Setting Default Description
Replicas 3 Initial replica count
HPA min 3 Minimum replicas under autoscaling
HPA max 20 Maximum replicas under autoscaling
CPU request 500m Requested CPU per pod
Memory request 512Mi Requested memory per pod

Horizontal Pod Autoscaler

The Engine scales automatically based on CPU utilization and custom metrics (authorization check latency):

engine:
  autoscaling:
    enabled: true
    minReplicas: 3
    maxReplicas: 20
    targetCPUUtilizationPercentage: 70

ServiceMonitor

A Prometheus ServiceMonitor is included for scraping Engine metrics:

engine:
  serviceMonitor:
    enabled: true
    interval: 15s

Ledger

The Ledger is deployed as a StatefulSet with persistent storage. Raft consensus requires an odd number of nodes for quorum.

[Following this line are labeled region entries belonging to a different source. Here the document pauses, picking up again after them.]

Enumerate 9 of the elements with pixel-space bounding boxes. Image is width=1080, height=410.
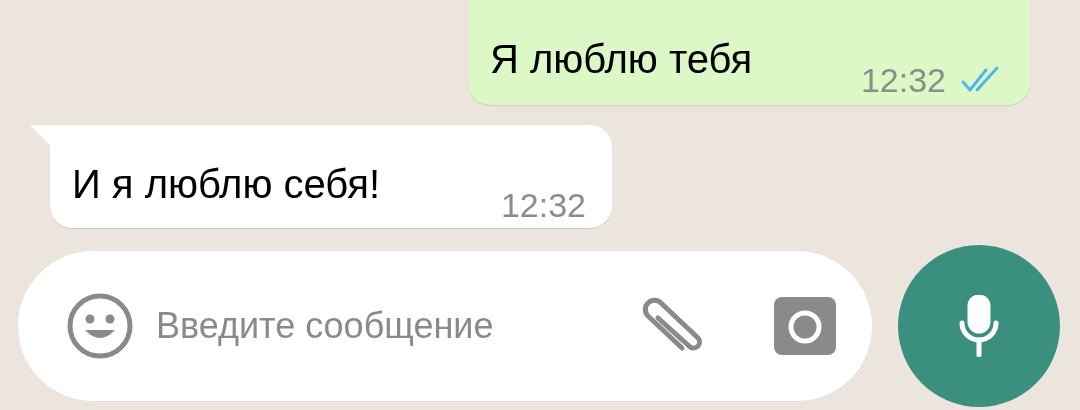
message-field[interactable]: Введите сообщение	[156, 299, 638, 353]
message-text: Я люблю тебя	[490, 36, 753, 82]
message-text: И я люблю себя!	[72, 161, 381, 207]
message-input[interactable]: Введите сообщение	[18, 251, 872, 401]
microphone-icon	[959, 295, 999, 357]
message-time: 12:32	[860, 62, 946, 98]
message-time: 12:32	[500, 187, 586, 223]
camera-icon[interactable]	[774, 297, 836, 355]
emoji-icon[interactable]	[66, 292, 134, 360]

Setting Default Description
Replicas 3 Must be odd (3, 5, 7)
Storage size 10Gi PersistentVolumeClaim size
Storage class default Kubernetes StorageClass
ledger:
  replicas: 3
  persistence:
    size: 10Gi
    storageClass: "fast-ssd"

Ledger pods must not run on spot/preemptible instances.

Infrastructure Stack

Component Tool Purpose
OS Talos Linux Immutable, API-driven Kubernetes OS
CNI Cilium (WireGuard) Encrypted pod networking
GitOps Flux CD Continuous deployment
IaC Terraform / OpenTofu Infrastructure provisioning

Multi-Cloud Support

InferaDB is tested on the following cloud providers:

Provider Instance Type Notes
AWS Graviton (ARM64) Best price/performance for Engine
GCP T2A / C3 Supported on GKE
DigitalOcean Premium Supported on DOKS

Spot Instances

Use spot instances for stateless workloads only (Engine, Control). Ledger requires on-demand instances.

engine:
  nodeSelector:
    node.kubernetes.io/instance-type: spot
ledger:
  nodeSelector:
    node.kubernetes.io/instance-type: on-demand

Multi-Region Deployment

Each region runs independent Ledger Raft groups for low-latency access and data residency.

Reference Topology

Region Nodes Purpose
nyc1 3 Primary region (US East)
sfo1 3 Secondary region (US West)

Vaults are pinned to a region at creation time. Data never leaves that region.

Deploying

# Region 1
helm install inferadb-nyc1 inferadb/inferadb \
  --set ledger.region=nyc1 \
  --set ledger.peers="ledger-0.nyc1,ledger-1.nyc1,ledger-2.nyc1"

# Region 2
helm install inferadb-sfo1 inferadb/inferadb \
  --set ledger.region=sfo1 \
  --set ledger.peers="ledger-0.sfo1,ledger-1.sfo1,ledger-2.sfo1"

Engine pods connect to the local Ledger group, resolving checks within-region.